In terms of metabolism, they “breathe” the minerals or electrodes.
To reach the external surface, the electrons are shuttled through various protein molecules that form electrical conduits. These proteins have magnetic fields that can favor a particular spin as the electrons shuttle through.
Scientists found, says Pirbadian, that these magnetic fields are affected by a characteristic of the proteins called “chirality.”
Many molecules, especially biological molecules, appear in two versions, each a mirror image of the other. Scientists call this “chirality.” It’s similar to human hands. Left and right hands have five fingers and a thumb, but they’re not exactly the same. They’re both hands, but they’re mirror images of each other, oriented in opposite directions. Molecules can be the same way, and in fact, scientists refer to chiral molecules as being either left-handed or right-handed.
The left- or right-handedness of a protein may affect the polarity of the magnetic fields experienced by the electrons as they shuttle through the protein. That’s what happens to those electrons that travel along a protein wire to get to the outside of a rock-breathing bacterium, according to the researchers.
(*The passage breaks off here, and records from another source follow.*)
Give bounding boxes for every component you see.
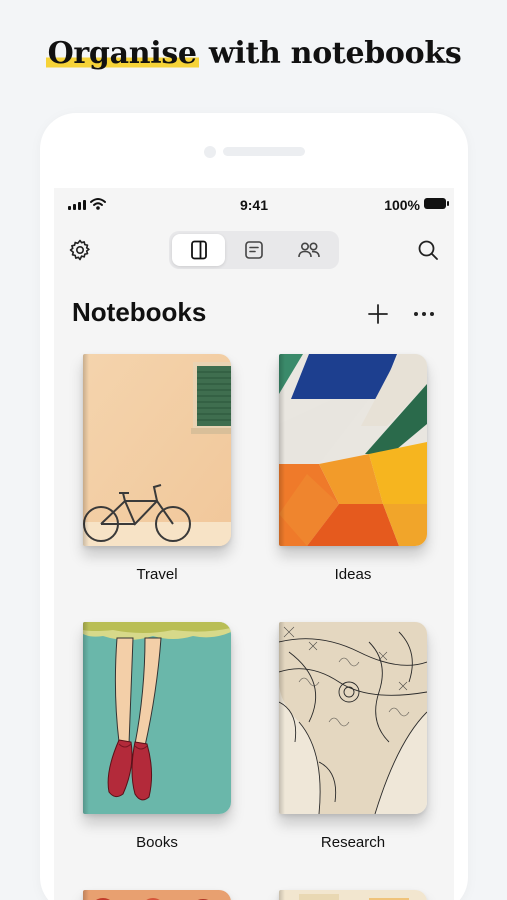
more-icon[interactable] (411, 302, 437, 326)
page-title: Notebooks (72, 297, 207, 327)
partial-cover-2 (279, 890, 427, 900)
headline: Organise with notebooks (0, 36, 507, 71)
search-icon[interactable] (416, 238, 440, 262)
app-screen: 9:41 100% Notebooks Travel Ideas Books R… (54, 188, 454, 900)
gear-icon[interactable] (68, 238, 92, 262)
top-toolbar (54, 228, 454, 272)
camera-dot (204, 146, 216, 158)
notebook-cover-books[interactable] (83, 622, 231, 814)
notebook-cover-ideas[interactable] (279, 354, 427, 546)
notebook-cover-research[interactable] (279, 622, 427, 814)
speaker-grille (223, 147, 305, 156)
notebook-cover-partial-1[interactable] (83, 890, 231, 900)
battery-icon (424, 198, 449, 209)
status-bar: 9:41 100% (54, 188, 454, 222)
notebook-cover-travel[interactable] (83, 354, 231, 546)
people-icon (298, 242, 321, 258)
battery-percent: 100% (384, 197, 420, 213)
tab-shared[interactable] (283, 234, 336, 266)
headline-highlight: Organise (45, 36, 199, 71)
plus-icon[interactable] (366, 302, 390, 326)
notebook-cover-partial-2[interactable] (279, 890, 427, 900)
notebook-icon (190, 240, 207, 260)
headline-rest: with notebooks (198, 36, 462, 71)
notebook-label-research[interactable]: Research (279, 834, 427, 851)
geometric-cover (279, 354, 427, 546)
note-icon (245, 241, 263, 259)
phone-frame: 9:41 100% Notebooks Travel Ideas Books R… (40, 113, 468, 900)
view-switcher (169, 231, 339, 269)
notebook-label-travel[interactable]: Travel (83, 566, 231, 583)
ballet-cover (83, 622, 231, 814)
partial-cover-1 (83, 890, 231, 900)
notebook-label-books[interactable]: Books (83, 834, 231, 851)
notebook-label-ideas[interactable]: Ideas (279, 566, 427, 583)
tab-notes[interactable] (227, 234, 280, 266)
tab-notebooks[interactable] (172, 234, 226, 266)
bicycle-wall-cover (83, 354, 231, 546)
elephant-cover (279, 622, 427, 814)
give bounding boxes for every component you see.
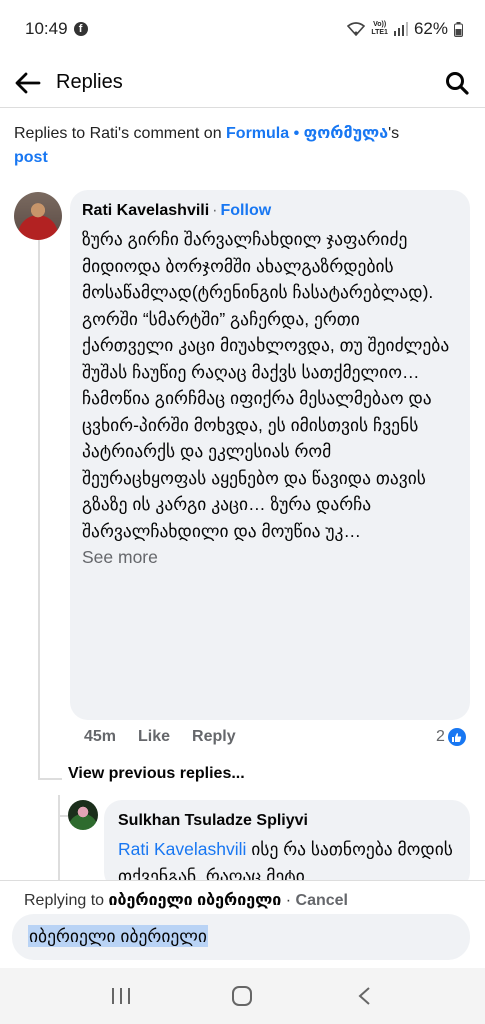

“By the time the electrons traverse the molecule wire, the majority end up having the same quantum spin—up or down—depending on the chirality,” said El-Naggar, who holds the Robert D. Beyer (’81) Early Career Chair in Natural Sciences. “This study is the first to confirm that the electrically conductive proteins in these cells are selecting the spin of electrons.”
Putting the spin to use
El-Naggar and his colleagues have studied these “rock-breathing” bacteria, which one day might be used to produce sustainable energy, for years. Finding that the electron-conducting proteins in these bacteria can select for a particular electron spin based on their chirality could be useful in developing certain electronic devices called “spintronics,” El-Naggar says. Spintronics use not only the charge of electrons but also their quantum spin and may be especially useful in quantum computing.
“There is an ongoing hunt for materials that can serve as the basis for new spintronic technologies,” said El-Naggar. “Our work shows that bacterial cytochromes may be interesting candidates for spintronics.”
Understanding how proteins affect electrons’ quantum spin could also help the scientists understand how magnetic fields affect some biological processes.